Weiterhin soll die Autorisierung des Einsatzes gegen die Terrororganisation Islamischer Staat (IS) im Kongress erneuert werden. Noch in der Wahlnacht hatte Obama die Anführer beider Parteien und Kongresskammern für Freitag zu einem Treffen eingeladen.
Teils versöhnliche Töne schlugen im Laufe des Mittwochs auch die Wahlgewinner an. Der zukünftige republikanische Mehrheitsführer im Senat, Mitch McConnell, deutete eine Kompromissbereitschaft seiner Partei an. „Nur weil wir ein Zweiparteiensystem haben, bedeutet das nicht, dass wir in ewigem Konflikt leben müssen“, sagte der 72-Jährige. „Wir haben eine Verpflichtung, bei Themen zusammenzuarbeiten.“ Auch der republikanische Gouverneur von New Jersey, Chris Christie, gab sich pragmatisch. „Die Leute wollen, dass Dinge erledigt werden“, so Christie, der als Präsidentschaftskandidat für die Wahl 2016 gehandelt wird.

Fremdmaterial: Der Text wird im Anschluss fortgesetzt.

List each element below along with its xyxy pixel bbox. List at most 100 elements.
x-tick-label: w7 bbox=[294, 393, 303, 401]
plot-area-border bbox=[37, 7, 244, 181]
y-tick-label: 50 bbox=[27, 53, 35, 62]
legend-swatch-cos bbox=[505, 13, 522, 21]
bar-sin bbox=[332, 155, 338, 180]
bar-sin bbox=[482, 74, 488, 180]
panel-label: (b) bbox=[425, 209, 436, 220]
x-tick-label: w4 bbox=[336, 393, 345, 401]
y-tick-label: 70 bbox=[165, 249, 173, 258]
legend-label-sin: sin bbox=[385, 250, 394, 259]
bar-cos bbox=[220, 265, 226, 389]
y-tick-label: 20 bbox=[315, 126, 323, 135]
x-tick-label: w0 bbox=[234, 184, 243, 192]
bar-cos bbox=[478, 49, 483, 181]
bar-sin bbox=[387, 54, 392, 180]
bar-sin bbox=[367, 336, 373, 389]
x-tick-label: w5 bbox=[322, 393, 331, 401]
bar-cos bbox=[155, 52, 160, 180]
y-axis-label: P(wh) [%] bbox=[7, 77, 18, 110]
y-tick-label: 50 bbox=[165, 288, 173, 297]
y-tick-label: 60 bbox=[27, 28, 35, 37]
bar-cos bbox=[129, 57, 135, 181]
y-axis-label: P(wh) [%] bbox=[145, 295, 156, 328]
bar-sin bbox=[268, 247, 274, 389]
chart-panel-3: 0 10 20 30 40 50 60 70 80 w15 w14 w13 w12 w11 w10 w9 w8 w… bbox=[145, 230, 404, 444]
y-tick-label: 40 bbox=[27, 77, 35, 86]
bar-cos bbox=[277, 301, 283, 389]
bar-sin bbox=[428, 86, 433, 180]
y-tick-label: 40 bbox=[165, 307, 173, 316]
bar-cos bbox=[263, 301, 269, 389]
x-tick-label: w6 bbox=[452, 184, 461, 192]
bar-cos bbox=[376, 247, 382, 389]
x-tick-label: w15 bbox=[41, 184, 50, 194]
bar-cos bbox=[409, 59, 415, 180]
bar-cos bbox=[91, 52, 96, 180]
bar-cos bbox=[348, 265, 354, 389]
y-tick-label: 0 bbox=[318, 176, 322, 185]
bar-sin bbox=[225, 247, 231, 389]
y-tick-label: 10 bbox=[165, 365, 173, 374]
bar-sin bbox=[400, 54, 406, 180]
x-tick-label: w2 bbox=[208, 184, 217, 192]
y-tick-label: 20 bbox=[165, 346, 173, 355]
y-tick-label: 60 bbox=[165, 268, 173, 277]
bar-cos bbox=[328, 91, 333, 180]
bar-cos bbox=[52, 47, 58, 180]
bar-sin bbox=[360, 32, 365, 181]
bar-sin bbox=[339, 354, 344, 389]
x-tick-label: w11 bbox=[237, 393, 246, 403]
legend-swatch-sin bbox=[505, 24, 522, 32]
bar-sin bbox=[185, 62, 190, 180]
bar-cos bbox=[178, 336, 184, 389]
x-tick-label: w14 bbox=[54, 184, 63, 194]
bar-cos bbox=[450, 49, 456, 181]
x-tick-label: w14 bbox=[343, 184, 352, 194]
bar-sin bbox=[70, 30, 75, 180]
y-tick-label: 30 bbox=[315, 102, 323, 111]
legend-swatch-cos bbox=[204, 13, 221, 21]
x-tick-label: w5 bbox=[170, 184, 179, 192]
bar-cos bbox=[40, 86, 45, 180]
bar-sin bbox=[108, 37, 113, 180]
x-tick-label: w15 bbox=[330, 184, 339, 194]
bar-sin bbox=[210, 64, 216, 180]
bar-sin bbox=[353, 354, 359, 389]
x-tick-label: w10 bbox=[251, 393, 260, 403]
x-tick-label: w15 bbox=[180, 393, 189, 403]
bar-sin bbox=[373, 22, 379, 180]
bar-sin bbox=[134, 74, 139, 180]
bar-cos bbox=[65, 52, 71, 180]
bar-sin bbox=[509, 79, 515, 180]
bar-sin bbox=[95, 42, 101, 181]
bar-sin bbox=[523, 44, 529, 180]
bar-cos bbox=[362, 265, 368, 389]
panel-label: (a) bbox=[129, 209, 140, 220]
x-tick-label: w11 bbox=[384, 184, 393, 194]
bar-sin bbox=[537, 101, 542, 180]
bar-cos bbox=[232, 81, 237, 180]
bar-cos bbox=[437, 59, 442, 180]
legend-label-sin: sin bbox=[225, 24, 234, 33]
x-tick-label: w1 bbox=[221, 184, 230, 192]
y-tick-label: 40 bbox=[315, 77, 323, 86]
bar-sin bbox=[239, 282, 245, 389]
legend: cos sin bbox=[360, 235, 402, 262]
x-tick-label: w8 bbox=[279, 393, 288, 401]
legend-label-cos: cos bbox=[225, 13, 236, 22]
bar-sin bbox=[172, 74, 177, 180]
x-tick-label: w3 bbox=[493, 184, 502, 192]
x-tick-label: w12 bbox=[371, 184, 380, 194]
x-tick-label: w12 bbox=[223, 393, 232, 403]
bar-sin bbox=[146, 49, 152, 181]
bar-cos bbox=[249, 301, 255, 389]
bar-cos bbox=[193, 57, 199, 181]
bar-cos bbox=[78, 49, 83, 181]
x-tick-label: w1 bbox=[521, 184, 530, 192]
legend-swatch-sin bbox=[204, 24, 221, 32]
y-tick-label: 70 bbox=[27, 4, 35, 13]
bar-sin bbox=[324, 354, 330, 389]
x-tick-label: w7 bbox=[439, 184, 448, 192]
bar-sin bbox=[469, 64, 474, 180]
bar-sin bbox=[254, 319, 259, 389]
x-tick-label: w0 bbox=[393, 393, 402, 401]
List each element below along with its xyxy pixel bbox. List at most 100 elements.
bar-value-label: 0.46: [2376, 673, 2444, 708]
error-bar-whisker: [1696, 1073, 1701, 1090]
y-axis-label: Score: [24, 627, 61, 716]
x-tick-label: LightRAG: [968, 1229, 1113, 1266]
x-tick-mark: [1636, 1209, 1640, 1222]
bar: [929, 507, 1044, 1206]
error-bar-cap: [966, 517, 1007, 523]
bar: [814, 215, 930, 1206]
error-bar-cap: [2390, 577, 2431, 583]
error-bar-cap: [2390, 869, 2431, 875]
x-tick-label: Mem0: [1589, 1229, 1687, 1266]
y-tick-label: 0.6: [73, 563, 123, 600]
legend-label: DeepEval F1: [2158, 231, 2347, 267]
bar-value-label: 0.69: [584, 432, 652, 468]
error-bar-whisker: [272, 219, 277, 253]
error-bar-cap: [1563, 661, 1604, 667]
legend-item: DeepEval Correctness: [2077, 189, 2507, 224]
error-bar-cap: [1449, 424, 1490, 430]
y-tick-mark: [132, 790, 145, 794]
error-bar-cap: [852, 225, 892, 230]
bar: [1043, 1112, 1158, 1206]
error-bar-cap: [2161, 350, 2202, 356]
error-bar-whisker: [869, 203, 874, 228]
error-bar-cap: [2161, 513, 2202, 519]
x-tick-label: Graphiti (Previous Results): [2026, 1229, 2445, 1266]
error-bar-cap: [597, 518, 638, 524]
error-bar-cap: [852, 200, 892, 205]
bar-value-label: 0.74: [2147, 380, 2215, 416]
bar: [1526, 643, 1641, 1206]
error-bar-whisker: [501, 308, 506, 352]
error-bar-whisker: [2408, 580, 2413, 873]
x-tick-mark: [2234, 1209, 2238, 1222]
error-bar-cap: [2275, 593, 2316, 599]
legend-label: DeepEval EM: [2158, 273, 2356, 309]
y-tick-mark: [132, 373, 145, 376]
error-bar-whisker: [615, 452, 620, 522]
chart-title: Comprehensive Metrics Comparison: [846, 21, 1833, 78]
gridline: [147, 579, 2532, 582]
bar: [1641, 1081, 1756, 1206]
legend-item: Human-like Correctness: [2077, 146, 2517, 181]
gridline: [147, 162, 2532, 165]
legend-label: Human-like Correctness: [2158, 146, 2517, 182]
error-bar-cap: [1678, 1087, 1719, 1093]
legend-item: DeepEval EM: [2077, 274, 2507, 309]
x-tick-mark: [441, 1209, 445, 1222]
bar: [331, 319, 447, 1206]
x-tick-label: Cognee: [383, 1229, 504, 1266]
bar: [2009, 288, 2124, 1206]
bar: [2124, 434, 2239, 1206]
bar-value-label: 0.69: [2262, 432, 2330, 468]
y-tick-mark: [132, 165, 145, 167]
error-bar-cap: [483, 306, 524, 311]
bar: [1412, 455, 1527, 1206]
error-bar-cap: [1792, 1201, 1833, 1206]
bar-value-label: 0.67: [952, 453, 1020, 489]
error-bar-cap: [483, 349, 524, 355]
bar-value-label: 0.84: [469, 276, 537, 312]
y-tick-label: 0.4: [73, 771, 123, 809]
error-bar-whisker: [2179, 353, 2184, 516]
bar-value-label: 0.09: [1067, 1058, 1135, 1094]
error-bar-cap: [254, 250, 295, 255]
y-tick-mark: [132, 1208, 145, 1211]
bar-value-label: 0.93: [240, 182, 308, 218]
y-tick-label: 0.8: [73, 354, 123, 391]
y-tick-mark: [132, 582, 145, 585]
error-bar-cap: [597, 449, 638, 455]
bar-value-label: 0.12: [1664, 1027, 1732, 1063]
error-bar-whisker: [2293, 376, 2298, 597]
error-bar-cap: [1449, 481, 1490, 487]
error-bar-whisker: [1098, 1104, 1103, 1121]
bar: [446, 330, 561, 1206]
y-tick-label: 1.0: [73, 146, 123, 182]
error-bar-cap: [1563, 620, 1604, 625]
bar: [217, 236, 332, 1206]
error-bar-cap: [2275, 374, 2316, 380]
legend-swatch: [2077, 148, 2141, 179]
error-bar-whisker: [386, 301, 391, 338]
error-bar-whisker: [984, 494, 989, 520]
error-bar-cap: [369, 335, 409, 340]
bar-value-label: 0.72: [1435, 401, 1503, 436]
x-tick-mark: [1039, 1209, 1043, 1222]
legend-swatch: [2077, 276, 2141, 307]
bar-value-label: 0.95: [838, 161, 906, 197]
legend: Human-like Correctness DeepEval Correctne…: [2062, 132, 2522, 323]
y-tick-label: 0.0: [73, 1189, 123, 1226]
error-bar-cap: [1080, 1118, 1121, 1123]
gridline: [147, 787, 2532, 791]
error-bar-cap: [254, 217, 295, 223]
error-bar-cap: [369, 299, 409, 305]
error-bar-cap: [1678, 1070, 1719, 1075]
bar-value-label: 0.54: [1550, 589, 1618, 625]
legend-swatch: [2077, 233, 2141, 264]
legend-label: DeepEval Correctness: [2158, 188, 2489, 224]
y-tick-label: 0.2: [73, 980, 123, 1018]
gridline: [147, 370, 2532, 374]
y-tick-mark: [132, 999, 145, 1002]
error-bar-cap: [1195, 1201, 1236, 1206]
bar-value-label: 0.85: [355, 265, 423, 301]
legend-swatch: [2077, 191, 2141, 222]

Noch harte Kämpfe auszufechten
Während in der Haushaltspolitik, in der Energiepolitik und in Steuerfragen ein Übereinkommen von Präsident und Republikanern durchaus möglich ist, muss sich Obama in anderen Bereichen freilich auf gehörigen Gegenwind einstellen. So wird erwartet, dass sich die Republikaner etwa gegen den Präsidenten für eine Pipeline von Kanada bis zum Golf von Mexiko und die Rücknahme von CO2-Auflagen einsetzen werden.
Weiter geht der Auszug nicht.